Завтра их спрошу, стоит ли мне приглашать мисс Кинниан в кино в связи с моим повышением.
Я знаю, нехорошо после лаборатории задерживаться в колледже, но эти снующие вокруг молодые ребята и девушки с книжками, обсуждающие то, чему их научили в классе, приводят меня в возбуждение. Вот бы поболтать с ними за чашкой кофе в студенческом кафе, поспорить о прочитанном, о политике, об идеях. Послушать их рассуждения о поэзии, науке, философии: о Шекспире и Мильтоне, о Ньютоне, Эйнштейне и Фрейде, о Платоне, Гегеле и Канте, вообще о великих именах, звучащих у меня в ушах, подобно большим церковным колоколам.
Иногда, сидя в столовой, я прислушиваюсь к их разговорам, изображая из себя студента, хотя я намного старше их. Я тоже ношу с собой книги и даже стал покуривать трубку. Глупо, конечно, но поскольку я связан с лабораторией, то считаю себя причастным к университету. Только бы не возвращаться домой в свое одинокое затворничество.
Я кое с кем познакомился в студенческой столовой. За столом шел спор о том, написал ли Шекспир пьесы, которые ему приписывают. Толстяк с потным лицом заявил, что все эти пьесы сочинил Марло. Коротышка Ленни в темных очках с ним не согласился и сказал, мол, всем известно, что пьесы написал сэр Фрэнсис Бэкон, а Шекспир нигде не учился и не получил серьезного образования, которое просматривается за автором пьес. А паренек в шапочке первокурсника сказал, что слышал в мужском туалете разговор о том, что все шекспировские пьесы написала женщина.

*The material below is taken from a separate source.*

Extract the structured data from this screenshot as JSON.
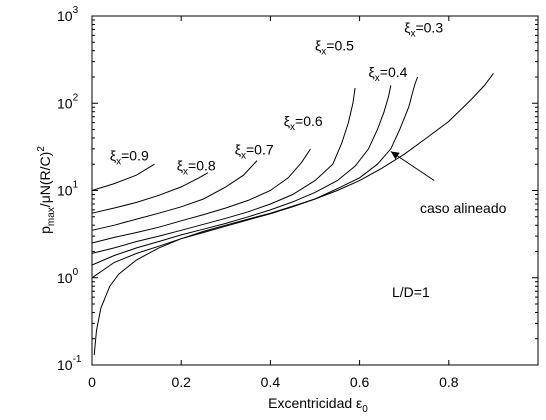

Потом они заговорили о политике, об искусстве и о Боге. Никогда раньше мне не приходилось слышать, что Бога, возможно, не существует. Я даже вздрогнул и впервые задумался о Боге.
Теперь я понимаю, почему так важно учиться в университете. Ты получаешь знания и начинаешь понимать: все, во что ты раньше верил, – это вранье, ничто не является таким, каким оно тебе представлялось.
Пока они спорили, я чувствовал, как во мне поднимаются пузырьки возбуждения. Вот чего я хочу – учиться в университете и слушать разговоры о важном.
Почти все свободное время я провожу в библиотеке. Читаю и впитываю прочитанное. Я не сосредоточен на чем-то конкретном, просто штудирую беллетристику: Достоевский, Флобер, Диккенс, Фолкнер. Хватаю все, что попадается под руку, пытаясь утолить неисчерпаемый голод.
Сегодня мне приснилось, как мама кричит в кабинете директора начальной школы № 13, где я учился (пока меня не перевели в публичную школу № 222).
– Он нормальный! Он нормальный! Он вырастет не хуже других, даже лучше! – Она пыталась расцарапать лицо директору, но папа ее удерживал. – Когда-нибудь он окончит университет и станет большим человеком! – Она пыталась вырваться из отцовских объятий и повторяла: – Он окончит университет и станет большим человеком!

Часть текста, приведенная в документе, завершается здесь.